As with the requirements in section 5(B), section 5(C) also establishes the implications for surplus determinations in the event that the Benchmark quantity conditions for performance are not met.
One of the benefits of adoption of the Guidelines was to provide “more predictability to States and water users” with respect to “the Secretary's annual decision regarding the quantity of water available for delivery to the Lower Basin States.” (64 FR 27009).
In light of the above identified concern with respect to the likelihood regarding execution of the QSA by the date established in section 5(B) of the Guidelines, one of the issues that the Secretary will be analyzing in the period between this notice and January 1, 2003 (the statutory date for transmittal of the 2003 AOP, pursuant to 43 U.S.C. § 1552(b)), will be the impact on Lower Basin users, particularly in Nevada, in the event that the Guidelines are suspended pursuant to the provisions of section 5(B).

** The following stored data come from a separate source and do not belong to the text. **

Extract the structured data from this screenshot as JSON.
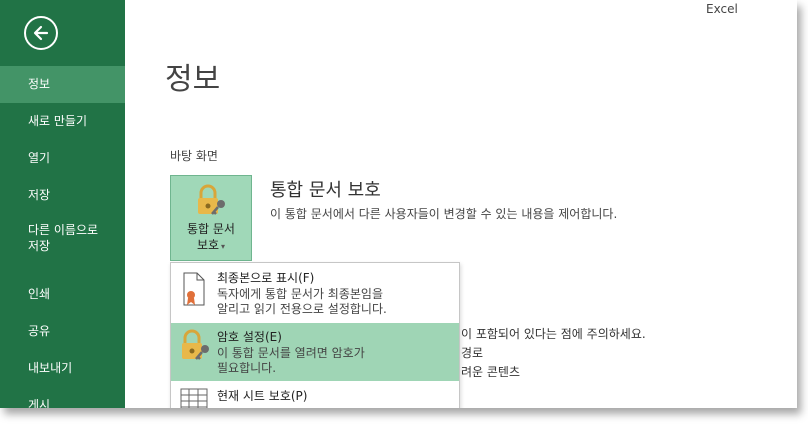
{
  "app": {
    "name": "Excel"
  },
  "sidebar": {
    "items": [
      {
        "label": "정보",
        "active": true
      },
      {
        "label": "새로 만들기"
      },
      {
        "label": "열기"
      },
      {
        "label": "저장"
      },
      {
        "label_line1": "다른 이름으로",
        "label_line2": "저장"
      },
      {
        "label": "인쇄"
      },
      {
        "label": "공유"
      },
      {
        "label": "내보내기"
      },
      {
        "label": "게시"
      }
    ]
  },
  "main": {
    "title": "정보",
    "location": "바탕 화면",
    "protect_button": {
      "line1": "통합 문서",
      "line2": "보호"
    },
    "protect_section": {
      "heading": "통합 문서 보호",
      "description": "이 통합 문서에서 다른 사용자들이 변경할 수 있는 내용을 제어합니다."
    },
    "background_text": {
      "line1": "이 포함되어 있다는 점에 주의하세요.",
      "line2": "경로",
      "line3": "려운 콘텐츠"
    }
  },
  "dropdown": {
    "items": [
      {
        "title": "최종본으로 표시(F)",
        "desc_line1": "독자에게 통합 문서가 최종본임을",
        "desc_line2": "알리고 읽기 전용으로 설정합니다.",
        "icon": "document-ribbon-icon"
      },
      {
        "title": "암호 설정(E)",
        "desc_line1": "이 통합 문서를 열려면 암호가",
        "desc_line2": "필요합니다.",
        "icon": "lock-key-icon",
        "highlighted": true
      },
      {
        "title": "현재 시트 보호(P)",
        "icon": "sheet-grid-icon"
      }
    ]
  },
  "colors": {
    "sidebar": "#217346",
    "sidebar_active": "#439467",
    "highlight": "#9fd5b5"
  }
}
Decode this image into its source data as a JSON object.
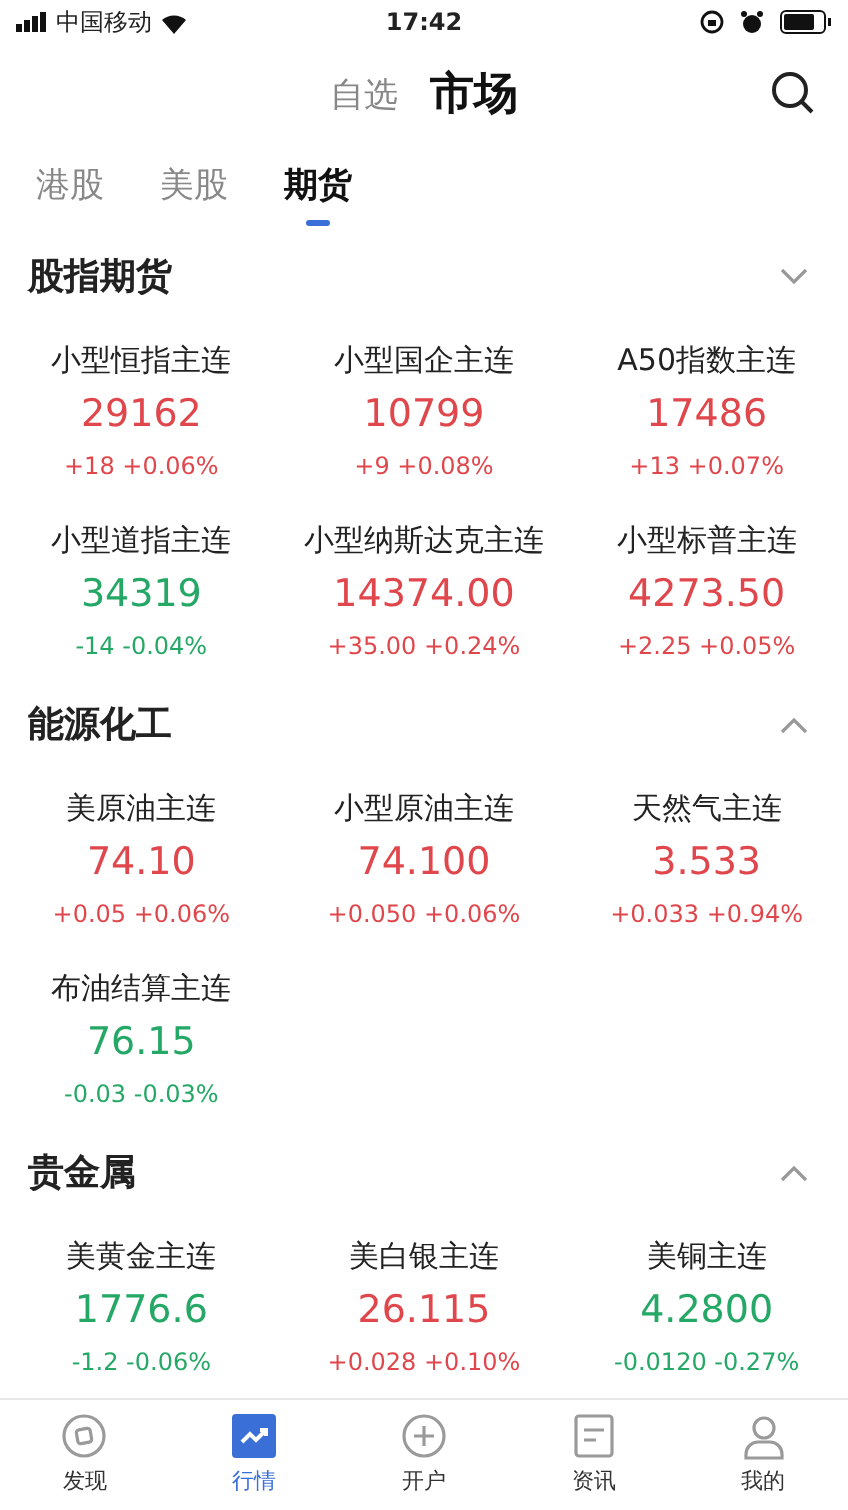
{
  "status_bar": {
    "carrier": "中国移动",
    "time": "17:42"
  },
  "header": {
    "tabs": [
      {
        "label": "自选",
        "selected": false
      },
      {
        "label": "市场",
        "selected": true
      }
    ]
  },
  "market_tabs": [
    {
      "label": "港股",
      "selected": false
    },
    {
      "label": "美股",
      "selected": false
    },
    {
      "label": "期货",
      "selected": true
    }
  ],
  "sections": [
    {
      "title": "股指期货",
      "expanded": false,
      "quotes": [
        {
          "name": "小型恒指主连",
          "price": "29162",
          "change": "+18",
          "percent": "+0.06%",
          "kind": "up"
        },
        {
          "name": "小型国企主连",
          "price": "10799",
          "change": "+9",
          "percent": "+0.08%",
          "kind": "up"
        },
        {
          "name": "A50指数主连",
          "price": "17486",
          "change": "+13",
          "percent": "+0.07%",
          "kind": "up"
        },
        {
          "name": "小型道指主连",
          "price": "34319",
          "change": "-14",
          "percent": "-0.04%",
          "kind": "down"
        },
        {
          "name": "小型纳斯达克主连",
          "price": "14374.00",
          "change": "+35.00",
          "percent": "+0.24%",
          "kind": "up"
        },
        {
          "name": "小型标普主连",
          "price": "4273.50",
          "change": "+2.25",
          "percent": "+0.05%",
          "kind": "up"
        }
      ]
    },
    {
      "title": "能源化工",
      "expanded": true,
      "quotes": [
        {
          "name": "美原油主连",
          "price": "74.10",
          "change": "+0.05",
          "percent": "+0.06%",
          "kind": "up"
        },
        {
          "name": "小型原油主连",
          "price": "74.100",
          "change": "+0.050",
          "percent": "+0.06%",
          "kind": "up"
        },
        {
          "name": "天然气主连",
          "price": "3.533",
          "change": "+0.033",
          "percent": "+0.94%",
          "kind": "up"
        },
        {
          "name": "布油结算主连",
          "price": "76.15",
          "change": "-0.03",
          "percent": "-0.03%",
          "kind": "down"
        }
      ]
    },
    {
      "title": "贵金属",
      "expanded": true,
      "quotes": [
        {
          "name": "美黄金主连",
          "price": "1776.6",
          "change": "-1.2",
          "percent": "-0.06%",
          "kind": "down"
        },
        {
          "name": "美白银主连",
          "price": "26.115",
          "change": "+0.028",
          "percent": "+0.10%",
          "kind": "up"
        },
        {
          "name": "美铜主连",
          "price": "4.2800",
          "change": "-0.0120",
          "percent": "-0.27%",
          "kind": "down"
        }
      ]
    }
  ],
  "bottom_nav": [
    {
      "label": "发现",
      "kind": "discover",
      "selected": false
    },
    {
      "label": "行情",
      "kind": "quotes",
      "selected": true
    },
    {
      "label": "开户",
      "kind": "open_account",
      "selected": false
    },
    {
      "label": "资讯",
      "kind": "news",
      "selected": false
    },
    {
      "label": "我的",
      "kind": "profile",
      "selected": false
    }
  ]
}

The relevant considerations with respect to this issue include the following: (1) The ability of lower basin entities outside of California, to affect compliance with the section 5(B) requirements, (2) the need of other lower basin entities outside of California, to utilize surplus quantities in 2003 (and the relative amounts of such surplus quantities), (3) impacts on storage of water in the Colorado River reservoirs, and the impact on future deliveries to users of the waters of the Colorado River under applicable provisions of federal law and international treaty, (4) impacts on California's ability to meet applicable conditions for reinstatement of the determinations under sections 2(B)(1) and 2(B)(2).

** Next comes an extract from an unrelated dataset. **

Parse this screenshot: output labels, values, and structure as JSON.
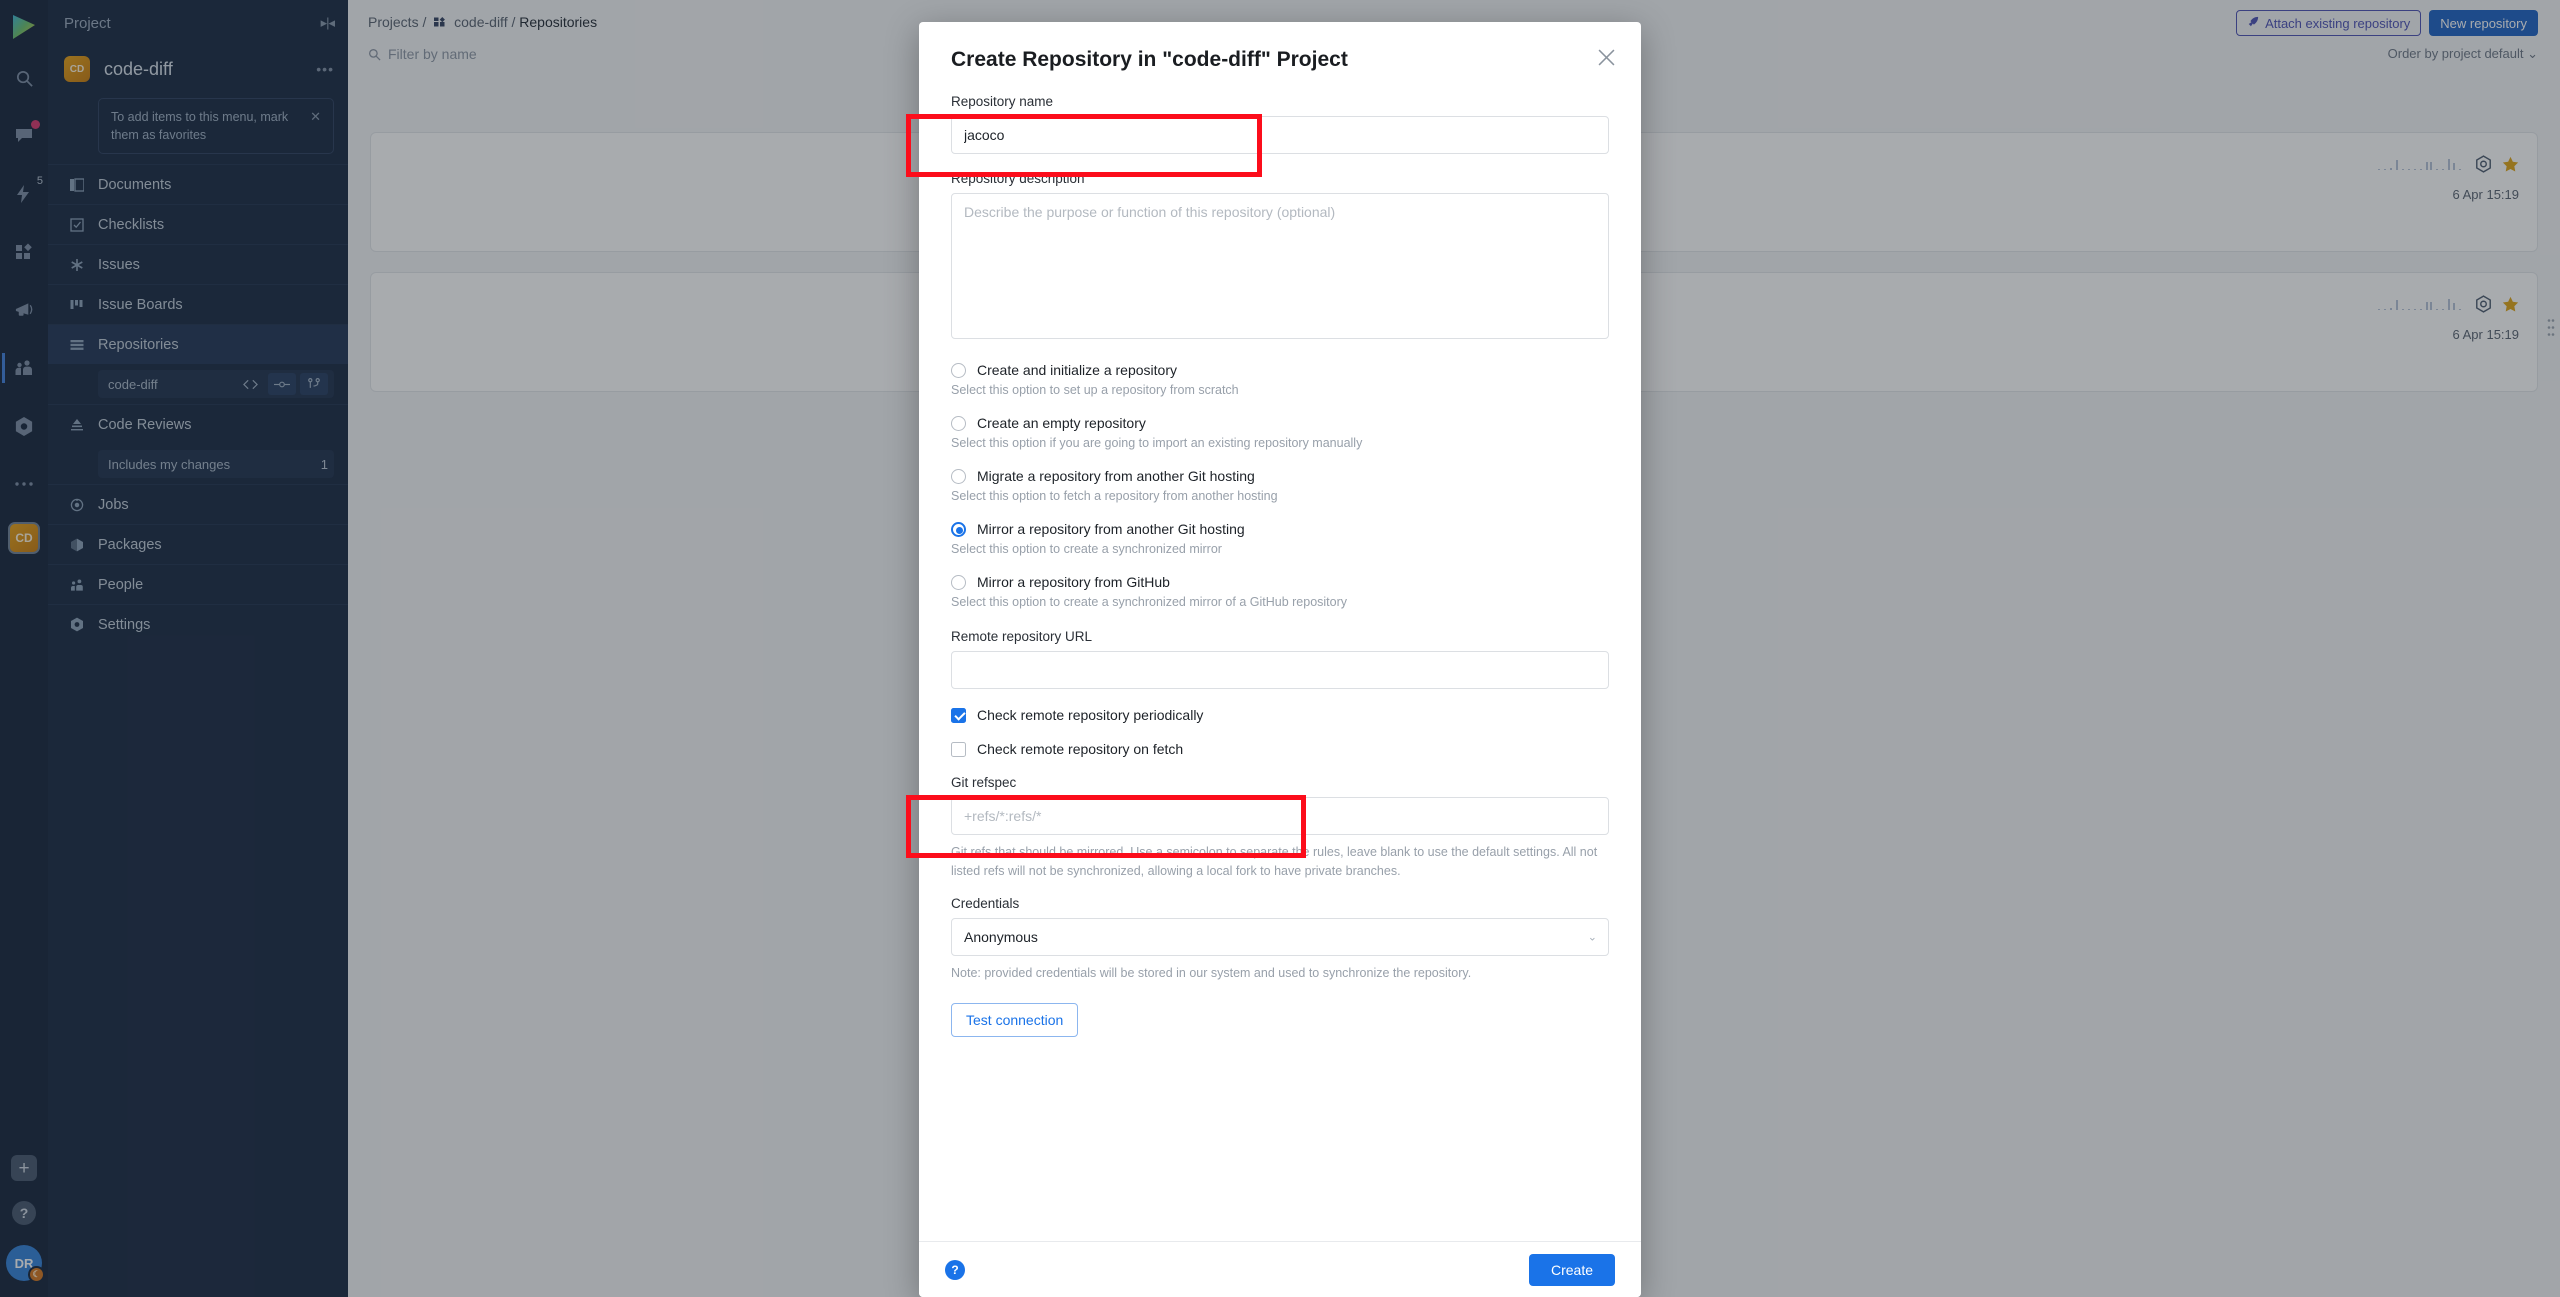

The Department corrects a typographical/computational error in the Guidelines as published in the Federal Register on January 25, 2001. Specifically, the correction would replace the value of 100,000 acre-feet that appears in section 2(B)(1)(a) with the value of 120,000 acre-feet.
The basis for this correction is as follows. The Federal Register notice published on January 25, 2001 states that the decision made by the Secretary is “adoption of specific interim surplus guidelines identified in the Preferred Alternative (Basin States Alternative) as analyzed in the FEIS.” (66 FR 7773). Reclamation had earlier published information that Reclamation had received from the Colorado River Basin states of Arizona, California, Colorado, Nevada, New Mexico, Utah, and Wyoming during the public comment period” on the proposed adoption of the Guidelines. (65 FR 48531-48538). Reclamation crafted an alternative based on this information, which was ultimately identified as the preferred alternative.
As submitted to the Department, and published in the Federal Register, the information from the basin states provided in section IV(B)(1)(a) with respect to Direct Delivery Domestic Use by MWD, that offsets “shall not be less than 400,000 af in 2001 and will be reduced by 20,000 af/yr over the Interim Period so as to equal 100,000 af in 2016.” (65 FR 48536). When the ROD was prepared, the Department modified this provision of the proposed alternative to take into account that the Guidelines would not be in effect for 2001 AOP determinations, and would Start Printed Page 41735first be applied for 2002 determinations. Accordingly, the year was modified in this provision from 2001 to 2002. (66 FR 7780). However, when this change was incorporated into the ROD, the Department did not modify the corresponding value for the end date (i.e., in year 2016). The computation of a reduction of 20,000 af/year during the interim period yields a final value of 120,000 rather than the published value of 100,000.Start Signature
Dated: June 13, 2002.
Bennett W. Raley,
Assistant Secretary—Water and Science.